Methodological Implications

The modifications implemented in LaFurca are primarily targeted at enhancing sequence modeling capabilities in the time domain. By integrating various parallel processing techniques and sequence-wise context assimilation, the network can potentially adapt better to dynamic and complex input scenarios. Additionally, these refinements highlight the potential for further exploring iterative improvement strategies in neural network-based sequence processing tasks beyond speech separation.

Practical Implications

In practical applications, the capability to extract clean signals from mixed audios can enhance the performance of downstream tasks like speech recognition and speaker verification systems, especially in challenging acoustic environments typical of real-world settings.
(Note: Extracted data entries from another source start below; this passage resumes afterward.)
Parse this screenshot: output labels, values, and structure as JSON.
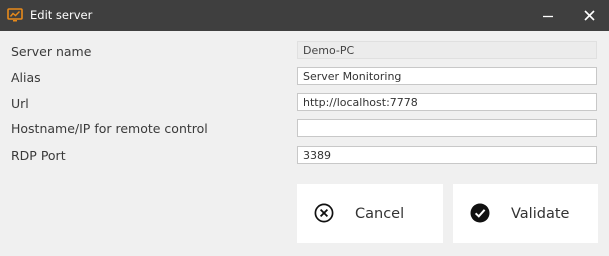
{
  "window": {
    "title": "Edit server",
    "app_icon": "monitor-chart-icon",
    "minimize_icon": "minimize-icon",
    "close_icon": "close-icon",
    "accent_color": "#e88a1a",
    "titlebar_color": "#3f3f3f"
  },
  "form": {
    "server_name": {
      "label": "Server name",
      "value": "Demo-PC",
      "readonly": true
    },
    "alias": {
      "label": "Alias",
      "value": "Server Monitoring"
    },
    "url": {
      "label": "Url",
      "value": "http://localhost:7778"
    },
    "hostname": {
      "label": "Hostname/IP for remote control",
      "value": ""
    },
    "rdp_port": {
      "label": "RDP Port",
      "value": "3389"
    }
  },
  "buttons": {
    "cancel": {
      "label": "Cancel",
      "icon": "cancel-circle-icon"
    },
    "validate": {
      "label": "Validate",
      "icon": "check-circle-icon"
    }
  }
}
Speculation on Future Directions

The introduction of sophisticated architectures such as LaFurca may spur further examination of multi-level, context-aware models in the field of audio processing and AI in general. Future research could explore scaling this approach to handle more complex mixtures, involving more than two speakers or incorporating background noises common in real-world audio scenes. Integration with other end-to-end learning pipelines may also be feasible, offering potential gains in various audio-processing applications.

In conclusion, this paper presents novel and robust enhancements to BiLSTM-based models for monaural speech separation, yielding measurable improvements in performance metrics on a benchmark dataset. By employing ensemble methods and context-aware strategies, the research positions itself as a significant contribution to the evolution of neural network architectures in sequence learning tasks.